Huseyni lectured students in the second and third grade [of high school] during the entire day: announcing the topic of his lecture to be “a concise history of Baha’i thought”, he began insulting the Baha’i Faith, its beliefs, its teachings and even some of its members, and called them British and Russian spies. Huseyni not only described the limitations imposed on the Baha’is in Iran as logical and natural, but also said that other religious minorities in Iran, such as Jews, Christians and Zoroastrians, deserve the same, and at the end [of his lecture] distributed books [that had been written] against the Baha’i Faith among the students for free.

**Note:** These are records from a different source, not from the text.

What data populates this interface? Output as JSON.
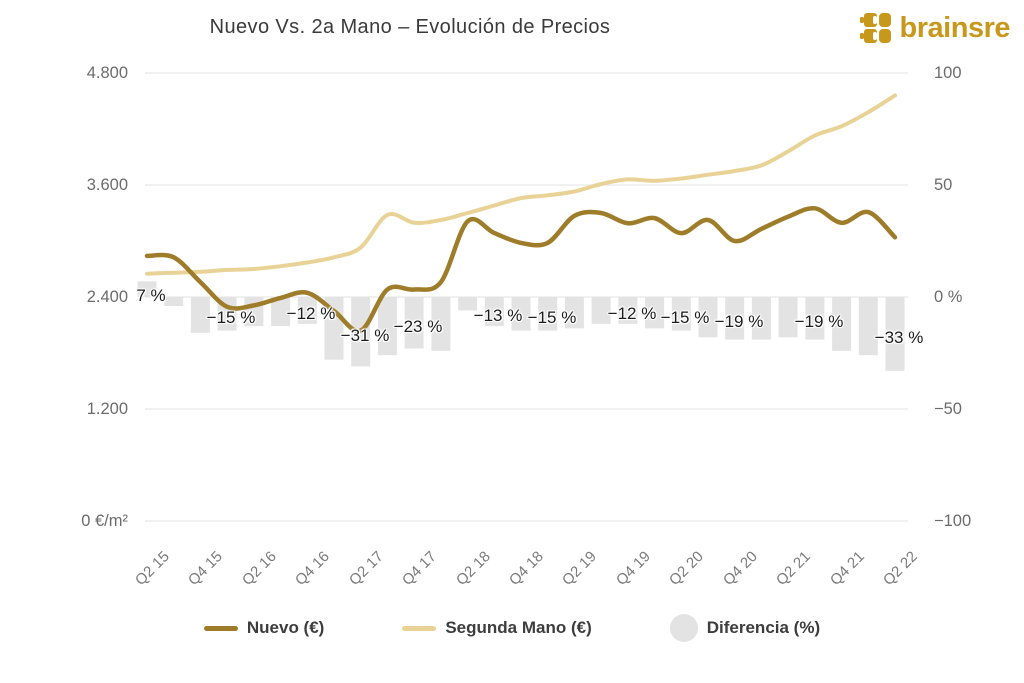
{
  "header": {
    "title": "Nuevo Vs. 2a Mano – Evolución de Precios",
    "brand": "brainsre",
    "brand_color": "#C8981C"
  },
  "chart_data": {
    "type": "combo-line-bar",
    "title": "Nuevo Vs. 2a Mano – Evolución de Precios",
    "x_axis": {
      "tick_labels": [
        "Q2 15",
        "Q4 15",
        "Q2 16",
        "Q4 16",
        "Q2 17",
        "Q4 17",
        "Q2 18",
        "Q4 18",
        "Q2 19",
        "Q4 19",
        "Q2 20",
        "Q4 20",
        "Q2 21",
        "Q4 21",
        "Q2 22"
      ],
      "label_rotation_deg": -45,
      "quarters_shown": 29
    },
    "left_axis": {
      "tick_labels": [
        "4.800",
        "3.600",
        "2.400",
        "1.200",
        "0 €/m²"
      ],
      "tick_values": [
        4800,
        3600,
        2400,
        1200,
        0
      ],
      "min": 0,
      "max": 4800,
      "unit": "€/m²"
    },
    "right_axis": {
      "tick_labels": [
        "100",
        "50",
        "0 %",
        "−50",
        "−100"
      ],
      "tick_values": [
        100,
        50,
        0,
        -50,
        -100
      ],
      "min": -100,
      "max": 100,
      "unit": "%"
    },
    "grid": true,
    "legend_position": "bottom",
    "series": [
      {
        "name": "Nuevo (€)",
        "type": "line",
        "color": "#9E7C2A",
        "values": [
          2840,
          2825,
          2560,
          2295,
          2310,
          2390,
          2445,
          2250,
          2040,
          2480,
          2480,
          2560,
          3210,
          3085,
          2980,
          2980,
          3270,
          3300,
          3190,
          3245,
          3085,
          3225,
          3000,
          3130,
          3260,
          3350,
          3195,
          3310,
          3040
        ]
      },
      {
        "name": "Segunda Mano (€)",
        "type": "line",
        "color": "#E9D296",
        "values": [
          2650,
          2660,
          2670,
          2690,
          2700,
          2730,
          2770,
          2825,
          2930,
          3280,
          3195,
          3225,
          3300,
          3380,
          3460,
          3490,
          3530,
          3610,
          3660,
          3645,
          3670,
          3710,
          3750,
          3810,
          3960,
          4130,
          4230,
          4380,
          4560
        ]
      },
      {
        "name": "Diferencia (%)",
        "type": "bar",
        "color": "#E3E3E3",
        "values": [
          7,
          -4,
          -16,
          -15,
          -13,
          -13,
          -12,
          -28,
          -31,
          -26,
          -23,
          -24,
          -6,
          -13,
          -15,
          -15,
          -14,
          -12,
          -12,
          -14,
          -15,
          -18,
          -19,
          -19,
          -18,
          -19,
          -24,
          -26,
          -33
        ]
      }
    ],
    "bar_labels": [
      {
        "quarter_index": 0,
        "text": "7 %"
      },
      {
        "quarter_index": 3,
        "text": "−15 %"
      },
      {
        "quarter_index": 6,
        "text": "−12 %"
      },
      {
        "quarter_index": 8,
        "text": "−31 %"
      },
      {
        "quarter_index": 10,
        "text": "−23 %"
      },
      {
        "quarter_index": 13,
        "text": "−13 %"
      },
      {
        "quarter_index": 15,
        "text": "−15 %"
      },
      {
        "quarter_index": 18,
        "text": "−12 %"
      },
      {
        "quarter_index": 20,
        "text": "−15 %"
      },
      {
        "quarter_index": 22,
        "text": "−19 %"
      },
      {
        "quarter_index": 25,
        "text": "−19 %"
      },
      {
        "quarter_index": 28,
        "text": "−33 %"
      }
    ]
  },
  "legend": {
    "items": [
      {
        "label": "Nuevo (€)"
      },
      {
        "label": "Segunda Mano (€)"
      },
      {
        "label": "Diferencia (%)"
      }
    ]
  }
}
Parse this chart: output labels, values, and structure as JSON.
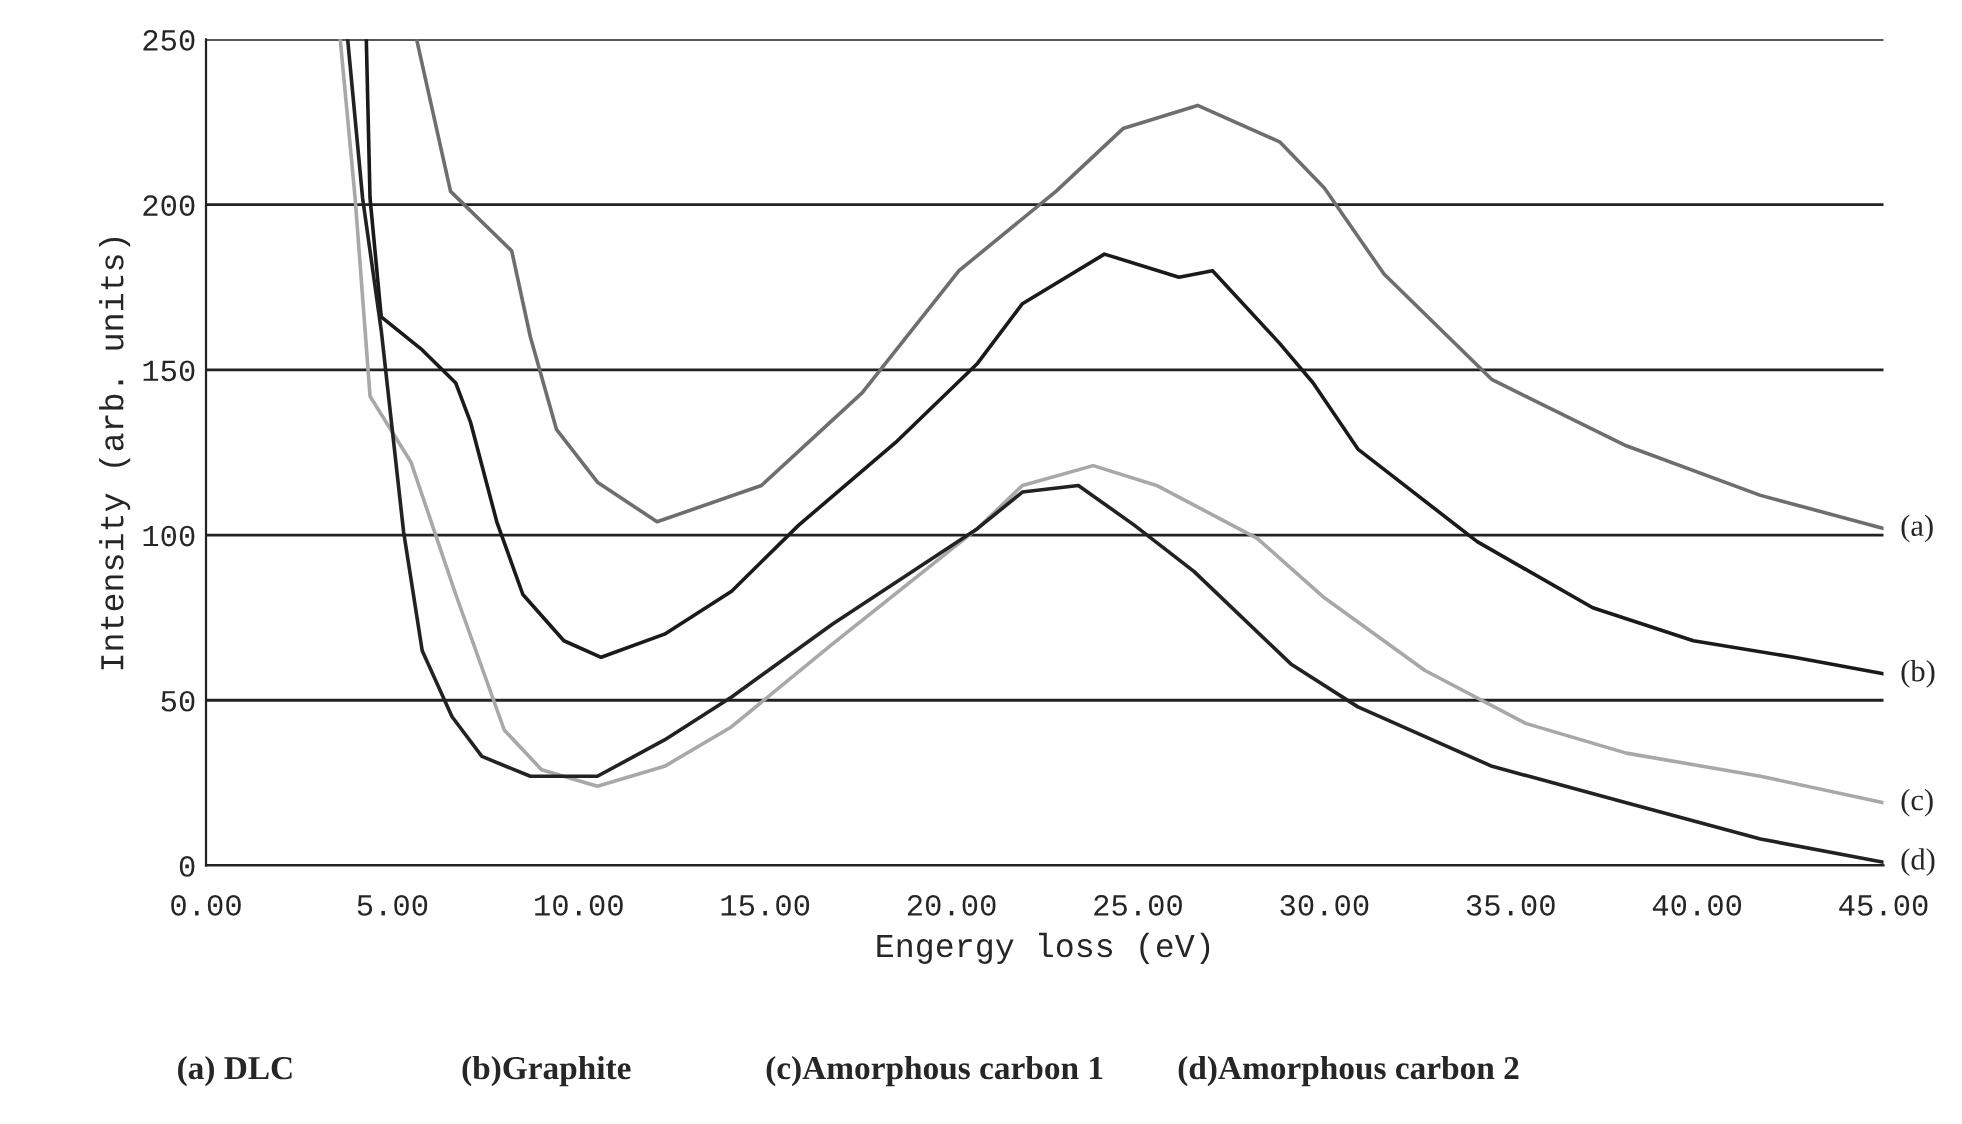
{
  "chart_data": {
    "type": "line",
    "xlabel": "Engergy loss (eV)",
    "ylabel": "Intensity (arb. units)",
    "xlim": [
      0,
      45
    ],
    "ylim": [
      0,
      250
    ],
    "xticks": [
      {
        "value": 0,
        "label": "0.00"
      },
      {
        "value": 5,
        "label": "5.00"
      },
      {
        "value": 10,
        "label": "10.00"
      },
      {
        "value": 15,
        "label": "15.00"
      },
      {
        "value": 20,
        "label": "20.00"
      },
      {
        "value": 25,
        "label": "25.00"
      },
      {
        "value": 30,
        "label": "30.00"
      },
      {
        "value": 35,
        "label": "35.00"
      },
      {
        "value": 40,
        "label": "40.00"
      },
      {
        "value": 45,
        "label": "45.00"
      }
    ],
    "yticks": [
      0,
      50,
      100,
      150,
      200,
      250
    ],
    "grid": "y",
    "legend": false,
    "marker": "none",
    "line_style": "solid",
    "series": [
      {
        "name": "(a)",
        "color": "#6e6e6e",
        "x": [
          5.65,
          6.56,
          8.2,
          8.7,
          9.4,
          10.5,
          12.1,
          14.9,
          17.6,
          20.2,
          22.8,
          24.6,
          26.6,
          28.8,
          30,
          31.6,
          34.5,
          38.1,
          41.7,
          45
        ],
        "values": [
          250,
          204,
          186,
          160,
          132,
          116,
          104,
          115,
          143,
          180,
          204,
          223,
          230,
          219,
          205,
          179,
          147,
          127,
          112,
          102
        ]
      },
      {
        "name": "(b)",
        "color": "#1a1a1a",
        "x": [
          4.3,
          4.4,
          4.7,
          5.8,
          6.7,
          7.1,
          7.8,
          8.5,
          9.6,
          10.6,
          12.3,
          14.1,
          15.9,
          18.5,
          20.7,
          21.9,
          24.1,
          26.1,
          27,
          28.8,
          29.7,
          30.9,
          34.1,
          37.2,
          39.9,
          42.6,
          45
        ],
        "values": [
          250,
          202,
          166,
          156,
          146,
          134,
          104,
          82,
          68,
          63,
          70,
          83,
          103,
          128,
          152,
          170,
          185,
          178,
          180,
          158,
          146,
          126,
          98,
          78,
          68,
          63,
          58
        ]
      },
      {
        "name": "(c)",
        "color": "#a8a8a8",
        "x": [
          3.6,
          4.0,
          4.4,
          5.5,
          6.7,
          8.0,
          9.0,
          10.5,
          12.3,
          14.1,
          16.8,
          20.7,
          21.9,
          23.8,
          25.5,
          28.2,
          30,
          32.7,
          35.4,
          38.1,
          41.7,
          45
        ],
        "values": [
          250,
          202,
          142,
          122,
          82,
          41,
          29,
          24,
          30,
          42,
          67,
          102,
          115,
          121,
          115,
          99,
          81,
          59,
          43,
          34,
          27,
          19
        ]
      },
      {
        "name": "(d)",
        "color": "#222222",
        "x": [
          3.8,
          4.2,
          4.7,
          5.3,
          5.8,
          6.6,
          7.4,
          8.7,
          10.5,
          12.3,
          14.1,
          16.8,
          20.7,
          21.9,
          23.4,
          24.9,
          26.5,
          29.1,
          30.9,
          34.5,
          38.1,
          41.7,
          45
        ],
        "values": [
          250,
          202,
          162,
          101,
          65,
          45,
          33,
          27,
          27,
          38,
          51,
          73,
          102,
          113,
          115,
          103,
          89,
          61,
          48,
          30,
          19,
          8,
          1
        ]
      }
    ],
    "annotations": [
      "(a) DLC",
      "(b)Graphite",
      "(c)Amorphous carbon 1",
      "(d)Amorphous carbon 2"
    ]
  }
}
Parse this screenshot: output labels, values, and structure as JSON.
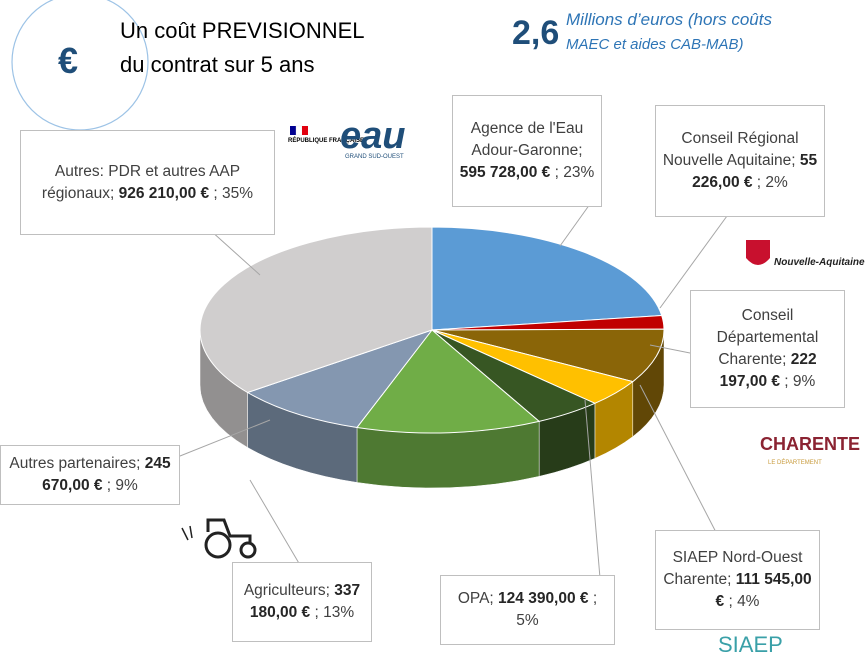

After this incident, notwithstanding complaints by the families of eight Baha’i students to the school’s administration, the Regional Administration of the Ministry of Education spoke on the matter, and expressed its support of the incident; such that during the next few days it distributed CDs with materials against the Baha’i Faith among the students, but refused to give them to the families of the Baha’is [presumably to prevent the defamatory materials becoming available to the international community]. The families of the Baha’i students have continued with their complaints, but have not received a satisfactory response.
It is important to note that three Baha’i students were expelled from this same school two years ago; as a result of complaints by their families, the Head of the Ministry of Education of Region 3 of Isfahan assured them that such an incident would not occur again.
The past few months have seen a new wave of harassment of Baha’i students in Isfahan by the schools’ administration in such harsh terms that it has even caused trauma to other students, including Muslim students. It appears that these threats are closely linked to a new program of propaganda against the Baha’i Faith in the past 6 months across Isfahan.
Article 30 of the Convention on the Rights of the Child expresses in no uncertain terms: “In those States in which ethnic, religious or linguistic minorities or persons of indigenous origin exist, a child belonging to such a minority or who is indigenous shall not be denied the right, in community with other members of his or her group, to enjoy his or her own culture, to profess and practise his or her own religion, or to use his or her own language.” [3]
Iran’s Islamic Republic Government is a signatory to the Convention of the Rights of the Child that was adopted on 5 September 1991 and whose Articles were approved in March 1994 by the Parliament of the Islamic Republic.
Editor’s Note:
1. About Isafahan: http://en.wikipedia.org/wiki/Isfahan
2. The term Qa’im, which literally means the One Who Arises, is the Promised One of Shi’ite Islam.
3. Article 30 of the Convention on the Rights of the Child is reproduced in its original English text. You can see the Convention here: http://www2.ohchr.org/english/law/crc.htm
[Source: HRNA, http://www.hra-news.org/news/9969.asp; Translated by Iran Press Watch]
December 9, 2009 1:31 pm
I respect and admire the families of the eight Baha’i children for standing up and expressing their justifiable complaint to the school’s administration for such egregious treatment. Such a stand is only right in light of Iran’s signature on the Convention of the Rights of the Child, adopted nearly 20 years ago!